Gönüllüsü olabileceğiniz gibi, birkaç adımda 20, 50, 100 lira gibi seçeneklerde bağış da yapabiliyorsunuz.
Hatırlarsınız, dağcı Nasuh Mahruki’nin kurduğu AKUT’un adını ilk 1999 Gölcük Depremi’nde duymuştuk.
Kimsenin nereye koşturacağını bilemediği bir anda imdada yetişmişlerdi.
Ve küçük bir ayrıntıyı hatırlayalım: Mahruki, kurtarma çalışmalarını bırakıp o sırada vefat eden annesinin cenazesine gidememişti.
Artık tsunami ülkesiyiz
Deprem, çığ, orman yangını... Alışamadık ama yadırgamıyoruz da. “Coğrafyamızın gerçeği” diyoruz.
Ama İzmir’deki deprem sırasında ilk defa Türkiye’de bir tsunaminin görüntülerine şahit olduk. Dalgalar mahalleleri bastı, suya kapılıp hayatını kaybeden oldu.
O sırada denizde olan balıkçı Şerafettin Küçük, “Denizde kıyameti yaşadım, korkunçtu. Böyle bir şeyi filmlerde bile görmedim. Sonumuz geldi, hepimiz öleceğiz sandım” diyor.
Ülkemizde hortum çıkmasını daha kısa süre önce listeye eklemiştik, şimdi envantere tsunami de girdi.
Bir de insanlarda 2020 bitince her şey normale dönecek gibi bir his var, hiç o kadar emin değilim.
Kimlerle sadece “durabilirsiniz”?
Hande Yener, dün Kelebek’te yayımlanan söyleşimizde “İki insan yan yanayken sessiz de kalabilmeli” dedi.
Çok güzel bir söz, hep bilip de bir türlü tarif edemediğim bir şeyi çok iyi ifade etti.
Aile, arkadaş ya da sevgili... Bazen iki insanın sessizliğin, hiçbir şey yapmadan “durmanın” huzurunu paylaşabilmesi çok önemli.
İster televizyon seyretmek olsun, ister yolculuk... Sürekli bir şey yapıyor olmak, sürekli konuşmak, konuşma bitince paniğe kapılıp elini kolunu nereye koyacağını bilememek de bir arıza.

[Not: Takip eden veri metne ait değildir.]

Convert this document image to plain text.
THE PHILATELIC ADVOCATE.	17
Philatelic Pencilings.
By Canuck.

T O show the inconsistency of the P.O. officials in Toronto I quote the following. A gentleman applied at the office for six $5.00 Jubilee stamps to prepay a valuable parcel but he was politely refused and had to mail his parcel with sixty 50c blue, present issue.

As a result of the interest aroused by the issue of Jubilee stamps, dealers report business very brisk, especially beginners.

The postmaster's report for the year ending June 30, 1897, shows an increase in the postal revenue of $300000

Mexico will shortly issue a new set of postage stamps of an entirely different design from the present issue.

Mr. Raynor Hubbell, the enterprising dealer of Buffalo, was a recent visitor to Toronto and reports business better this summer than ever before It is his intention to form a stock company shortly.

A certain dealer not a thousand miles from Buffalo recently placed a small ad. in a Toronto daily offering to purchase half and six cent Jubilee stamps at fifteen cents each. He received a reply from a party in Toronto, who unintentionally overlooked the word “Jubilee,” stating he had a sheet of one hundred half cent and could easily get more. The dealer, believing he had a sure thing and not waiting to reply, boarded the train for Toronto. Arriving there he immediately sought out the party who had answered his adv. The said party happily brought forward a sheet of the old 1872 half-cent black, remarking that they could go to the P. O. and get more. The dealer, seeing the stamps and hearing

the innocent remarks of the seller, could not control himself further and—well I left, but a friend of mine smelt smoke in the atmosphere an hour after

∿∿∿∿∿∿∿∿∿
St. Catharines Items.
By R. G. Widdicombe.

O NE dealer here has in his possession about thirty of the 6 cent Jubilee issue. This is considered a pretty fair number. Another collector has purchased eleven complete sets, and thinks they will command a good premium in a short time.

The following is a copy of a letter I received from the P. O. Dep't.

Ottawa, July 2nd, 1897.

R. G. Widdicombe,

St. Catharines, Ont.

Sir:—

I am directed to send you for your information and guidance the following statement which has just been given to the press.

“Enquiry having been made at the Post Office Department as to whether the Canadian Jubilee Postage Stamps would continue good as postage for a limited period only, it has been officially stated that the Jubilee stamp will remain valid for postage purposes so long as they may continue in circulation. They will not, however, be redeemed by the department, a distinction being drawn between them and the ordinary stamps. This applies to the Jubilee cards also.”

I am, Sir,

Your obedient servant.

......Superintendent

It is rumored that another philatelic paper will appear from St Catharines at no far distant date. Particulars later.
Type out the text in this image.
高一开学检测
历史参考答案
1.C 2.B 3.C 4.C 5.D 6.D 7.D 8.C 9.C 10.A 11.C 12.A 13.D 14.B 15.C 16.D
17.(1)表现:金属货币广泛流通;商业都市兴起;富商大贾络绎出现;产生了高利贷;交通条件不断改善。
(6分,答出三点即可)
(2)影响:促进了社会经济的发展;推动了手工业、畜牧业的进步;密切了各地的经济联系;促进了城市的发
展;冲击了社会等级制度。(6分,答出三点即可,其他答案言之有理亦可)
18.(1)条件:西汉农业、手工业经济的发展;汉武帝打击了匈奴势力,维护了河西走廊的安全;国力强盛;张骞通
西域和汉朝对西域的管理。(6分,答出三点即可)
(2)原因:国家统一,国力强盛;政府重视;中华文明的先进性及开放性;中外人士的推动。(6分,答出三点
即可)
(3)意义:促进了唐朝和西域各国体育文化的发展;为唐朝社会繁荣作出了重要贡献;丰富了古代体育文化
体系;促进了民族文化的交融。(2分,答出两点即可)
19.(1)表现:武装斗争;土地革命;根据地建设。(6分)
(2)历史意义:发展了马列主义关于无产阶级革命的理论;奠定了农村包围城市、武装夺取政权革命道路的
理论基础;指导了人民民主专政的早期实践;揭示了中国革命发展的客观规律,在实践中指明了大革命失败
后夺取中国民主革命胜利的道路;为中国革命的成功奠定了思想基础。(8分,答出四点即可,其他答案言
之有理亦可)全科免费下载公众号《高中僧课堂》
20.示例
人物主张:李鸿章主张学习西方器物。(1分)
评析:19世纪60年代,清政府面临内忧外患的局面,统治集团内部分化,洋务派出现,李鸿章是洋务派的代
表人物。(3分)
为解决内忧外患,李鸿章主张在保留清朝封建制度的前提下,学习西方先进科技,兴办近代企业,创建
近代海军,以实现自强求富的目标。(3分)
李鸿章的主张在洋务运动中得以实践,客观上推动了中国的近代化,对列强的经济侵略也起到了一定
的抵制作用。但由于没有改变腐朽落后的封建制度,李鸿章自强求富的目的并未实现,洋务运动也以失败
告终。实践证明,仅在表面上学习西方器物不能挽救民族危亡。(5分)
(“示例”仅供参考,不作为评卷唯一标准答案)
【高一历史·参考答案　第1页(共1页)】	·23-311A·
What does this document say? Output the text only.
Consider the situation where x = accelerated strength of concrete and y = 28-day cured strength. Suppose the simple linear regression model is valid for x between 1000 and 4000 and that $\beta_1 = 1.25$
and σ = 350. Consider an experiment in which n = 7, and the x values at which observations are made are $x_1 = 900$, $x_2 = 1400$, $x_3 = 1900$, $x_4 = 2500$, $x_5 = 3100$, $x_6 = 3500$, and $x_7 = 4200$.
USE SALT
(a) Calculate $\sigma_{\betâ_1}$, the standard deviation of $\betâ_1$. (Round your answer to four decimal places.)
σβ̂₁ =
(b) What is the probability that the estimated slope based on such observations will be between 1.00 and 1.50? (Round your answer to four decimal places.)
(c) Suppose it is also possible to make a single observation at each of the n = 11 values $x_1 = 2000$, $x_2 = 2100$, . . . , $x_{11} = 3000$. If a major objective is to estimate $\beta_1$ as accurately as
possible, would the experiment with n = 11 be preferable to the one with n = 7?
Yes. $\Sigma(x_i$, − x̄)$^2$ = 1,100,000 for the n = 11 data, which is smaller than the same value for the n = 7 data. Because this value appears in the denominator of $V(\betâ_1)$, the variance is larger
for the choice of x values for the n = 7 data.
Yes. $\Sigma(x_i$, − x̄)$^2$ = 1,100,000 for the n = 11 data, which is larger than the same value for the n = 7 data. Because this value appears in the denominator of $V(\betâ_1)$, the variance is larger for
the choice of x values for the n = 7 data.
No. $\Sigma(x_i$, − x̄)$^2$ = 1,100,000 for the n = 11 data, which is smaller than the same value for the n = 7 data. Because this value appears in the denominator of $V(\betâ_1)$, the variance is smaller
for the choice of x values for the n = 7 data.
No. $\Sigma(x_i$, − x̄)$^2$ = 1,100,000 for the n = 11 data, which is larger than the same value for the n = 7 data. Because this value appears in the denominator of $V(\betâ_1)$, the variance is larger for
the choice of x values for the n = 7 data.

Kendimize dair değil belki ama kurduğumuz ilişkiye dair.
Sessizlik derken; aynı masada birbirinin suratına bakmadan cep telefonlarına gömülen insanlardan bahsetmiyoruz.
Aynı ortamda, aynı iklimde, birlikte bazen sadece yan yana nefes alıp vermenin de yetebilmesi mesele.
Kriter soru şu: Birçok insanla birçok şey yapabilirsin. Ama kimlerle sadece “durabilirsin”?